Danielson said girls sports are so popular, there are now 70 players on the girls tennis team and 60 on the soccer team. Their swim team is ranked fourth in the state.
“There are tons of girls in sports, everybody has a sport,” said Tara Jameson, a Stillwater junior who plays softball and swims competitively. “But we don’t see cheerleading as a sport because there are no games or competitions.”
Jameson’s friend Abby Heger, a soccer player, said: “You want to be in a sport to prove yourself. People look at cheerleaders as ditsy or snobby, and girls at Stillwater don’t want to project that image.”
And the boys don’t appear to want them to either:
“Our girls sports are extremely good, and that’s why we don’t have cheerleaders,” said student Andy Hueller. “I think it’s a good sign.”
More cheerleading squads likely will meet the fate of Stillwater’s if they don’t make a transition to sport, say competitive cheer coaches and sports authorities. The popularity of teams that have elevated their practice to sport, incorporating competition and losing some of their traditional trappings, is skyrocketing.
At Longwood High School in Long Island, N.Y., the popularity of competitive cheerleading is “huge, it is mega,” said coach Donna Beary, whose school has several squads and whose varsity team competes — and regularly wins — championships around the country.
“My girls are the best athletes in the school by far,” she said. “The boys see them as athletes and respect them. They are heavily recruited by other sports teams in the spring because they are so strong. It’s not about putting on glitter makeup, standing on the sidelines and looking pretty.”
Competitive spirit squad members run, lift weights and do full conditioning and strengthening programs, as well as gymnastics training, to prepare them to “tumble” and “stunt.” Their repertoire includes back flips with a twist and cartwheel roundoffs with a back handspring — semi-Olympian feats.
“Moving away from entertainment into sport involves having your physical skills tested,” said Donna Lopiano, executive director of the Women’s Sports Foundation in East Meadow, N.Y. “It means going up against other teams in a competitive setting, not performing at halftime at the football game.”
Cheerleading for its own sake might sound odd, but for people like Brandi Mourid, who has been on one squad or another since she was 6 years old, there is nothing like it.
“There is no other way to get the energy and the spark outside competing,” said 15-year-old Mourid, who is a member of an elite all-star cheerleading team called Thunder, in Pasadena, Md. “It’s not like you are out there cheering someone else on; the spotlight is on you and your team. You look into the bright lights and you have one shot to do it right. It’s intense.”
In some ways, high school cheerleading is going through changes already made on the collegiate level, which began the shift to a more competitive athletic activity a decade ago. Participation at the National Cheerleading Association championships has increased more than 100 percent since 1995, according to Bill Boggs, association vice president.

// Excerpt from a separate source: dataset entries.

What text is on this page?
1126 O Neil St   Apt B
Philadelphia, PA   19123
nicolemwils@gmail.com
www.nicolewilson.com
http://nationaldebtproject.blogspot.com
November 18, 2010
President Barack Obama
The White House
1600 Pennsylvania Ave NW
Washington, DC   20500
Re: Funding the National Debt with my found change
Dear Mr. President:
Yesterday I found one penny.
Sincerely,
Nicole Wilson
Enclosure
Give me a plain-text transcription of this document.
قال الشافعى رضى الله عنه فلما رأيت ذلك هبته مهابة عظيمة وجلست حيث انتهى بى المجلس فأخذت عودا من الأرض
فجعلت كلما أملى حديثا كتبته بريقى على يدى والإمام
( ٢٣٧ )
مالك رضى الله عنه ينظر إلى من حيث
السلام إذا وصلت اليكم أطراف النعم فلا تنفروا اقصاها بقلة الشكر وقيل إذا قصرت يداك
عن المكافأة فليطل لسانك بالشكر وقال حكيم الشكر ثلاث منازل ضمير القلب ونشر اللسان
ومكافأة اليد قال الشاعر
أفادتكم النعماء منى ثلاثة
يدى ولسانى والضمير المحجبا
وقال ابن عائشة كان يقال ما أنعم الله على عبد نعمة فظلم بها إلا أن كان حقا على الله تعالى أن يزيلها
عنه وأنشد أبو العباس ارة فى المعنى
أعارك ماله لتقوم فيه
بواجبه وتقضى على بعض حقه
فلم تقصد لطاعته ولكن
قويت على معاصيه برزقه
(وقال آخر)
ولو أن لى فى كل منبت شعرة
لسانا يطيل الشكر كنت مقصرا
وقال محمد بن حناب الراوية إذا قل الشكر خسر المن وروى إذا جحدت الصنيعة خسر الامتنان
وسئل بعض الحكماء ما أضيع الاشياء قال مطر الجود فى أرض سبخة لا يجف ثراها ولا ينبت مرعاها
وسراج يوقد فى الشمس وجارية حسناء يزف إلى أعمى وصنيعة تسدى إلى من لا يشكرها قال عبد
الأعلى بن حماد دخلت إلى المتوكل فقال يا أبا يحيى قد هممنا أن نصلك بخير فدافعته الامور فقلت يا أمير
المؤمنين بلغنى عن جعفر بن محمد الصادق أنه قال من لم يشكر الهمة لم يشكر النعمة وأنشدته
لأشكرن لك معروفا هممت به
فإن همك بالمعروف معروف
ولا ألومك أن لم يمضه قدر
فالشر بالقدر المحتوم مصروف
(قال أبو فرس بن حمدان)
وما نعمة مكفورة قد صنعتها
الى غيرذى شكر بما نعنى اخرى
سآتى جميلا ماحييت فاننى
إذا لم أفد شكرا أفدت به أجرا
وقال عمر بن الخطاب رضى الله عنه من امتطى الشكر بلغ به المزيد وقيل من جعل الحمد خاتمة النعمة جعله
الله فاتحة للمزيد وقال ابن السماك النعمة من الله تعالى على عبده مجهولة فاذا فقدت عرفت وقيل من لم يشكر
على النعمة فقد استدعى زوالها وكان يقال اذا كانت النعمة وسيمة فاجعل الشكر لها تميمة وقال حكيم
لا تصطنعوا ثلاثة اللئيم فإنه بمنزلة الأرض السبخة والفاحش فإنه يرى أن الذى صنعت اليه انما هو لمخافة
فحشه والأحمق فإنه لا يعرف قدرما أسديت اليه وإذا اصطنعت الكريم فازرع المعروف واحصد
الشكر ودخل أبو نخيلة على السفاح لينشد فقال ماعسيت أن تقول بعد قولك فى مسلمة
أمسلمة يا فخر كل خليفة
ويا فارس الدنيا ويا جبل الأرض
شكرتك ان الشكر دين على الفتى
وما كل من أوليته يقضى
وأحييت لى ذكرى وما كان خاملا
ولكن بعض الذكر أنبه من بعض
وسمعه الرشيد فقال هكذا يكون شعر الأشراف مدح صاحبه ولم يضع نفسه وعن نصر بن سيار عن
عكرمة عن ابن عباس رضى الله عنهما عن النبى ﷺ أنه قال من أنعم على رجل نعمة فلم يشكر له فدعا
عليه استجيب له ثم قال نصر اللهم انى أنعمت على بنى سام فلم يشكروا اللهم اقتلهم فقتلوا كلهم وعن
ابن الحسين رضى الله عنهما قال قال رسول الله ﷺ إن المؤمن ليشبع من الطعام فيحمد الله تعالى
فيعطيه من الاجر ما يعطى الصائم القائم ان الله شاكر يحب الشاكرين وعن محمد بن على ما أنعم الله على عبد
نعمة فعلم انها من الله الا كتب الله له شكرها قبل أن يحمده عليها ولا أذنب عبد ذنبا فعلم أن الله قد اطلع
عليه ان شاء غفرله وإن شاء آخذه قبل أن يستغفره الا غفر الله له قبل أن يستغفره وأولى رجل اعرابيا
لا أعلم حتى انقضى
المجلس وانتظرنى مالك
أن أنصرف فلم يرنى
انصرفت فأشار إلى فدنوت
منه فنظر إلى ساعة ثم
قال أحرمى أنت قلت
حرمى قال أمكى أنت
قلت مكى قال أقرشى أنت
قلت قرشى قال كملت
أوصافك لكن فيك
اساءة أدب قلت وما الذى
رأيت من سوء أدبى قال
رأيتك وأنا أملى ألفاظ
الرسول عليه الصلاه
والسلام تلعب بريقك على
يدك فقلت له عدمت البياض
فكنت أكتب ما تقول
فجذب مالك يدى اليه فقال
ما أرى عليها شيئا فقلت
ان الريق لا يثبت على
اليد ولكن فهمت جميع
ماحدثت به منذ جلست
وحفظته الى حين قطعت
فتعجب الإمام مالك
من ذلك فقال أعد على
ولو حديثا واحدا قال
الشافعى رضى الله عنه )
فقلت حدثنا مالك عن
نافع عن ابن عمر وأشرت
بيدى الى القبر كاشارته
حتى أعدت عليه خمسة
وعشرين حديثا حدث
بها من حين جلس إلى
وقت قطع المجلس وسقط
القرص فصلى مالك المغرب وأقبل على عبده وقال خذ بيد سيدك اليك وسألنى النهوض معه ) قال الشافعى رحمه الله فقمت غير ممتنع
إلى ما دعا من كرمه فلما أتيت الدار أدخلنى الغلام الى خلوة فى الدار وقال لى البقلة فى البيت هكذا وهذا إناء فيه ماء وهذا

“Athleticism is playing a big part in the entertainment value of the spirit industry,” Boggs said.
In the early ’90s, many large cheerleading competitions began to require gymnastics and tumbling, according to Shelley Wayne, assistant director and choreographer of America’s first drill team, the Kilgore College Rangerettes of Texas. At the same time, she said, a trend toward dance with salsa and swing at its roots began to spread, prompting another major shift in cheerleading on the high school level.
To be sure, cheerleading, particularly in the South, is still a big deal. And earning a spot on the squad is considered a social coup for many young women.
But even in the Lone Star State, where cheerleading can approach the fervor of a religion, drill teams that don’t use their voices, rarely appear with pompoms, and move in synchronized steps to pounding dance rythms, are outstripping the popularity of traditional cheerleading squads, Wayne said.
At Seaholm High School in Birmingham, Mich., only three people came to cheerleading tryouts this year.
“They suspended cheerleading and replaced it with the dance team,” said Karen Holmquist, a former cheerleader and a senior at Seaholm. “It was a shock when we first found out.”
Holmquist thought cheerleading might have lived on if it had taken an athletic turn.
“The whole thing kind of fell apart,” she said. “I think it would have been different if we had a team that went competitive.
“Cheerleading is a sport,” Holmquist said. “It’s just as hard as soccer, which I used to play. But to the spectator it just looks like all you are doing is cheering on the boys, and that’s not a cool thing to do anymore.
“What’s cool is to be on a team yourself. You get more respect as a competitor going against other teams, trying to beat an opponent.”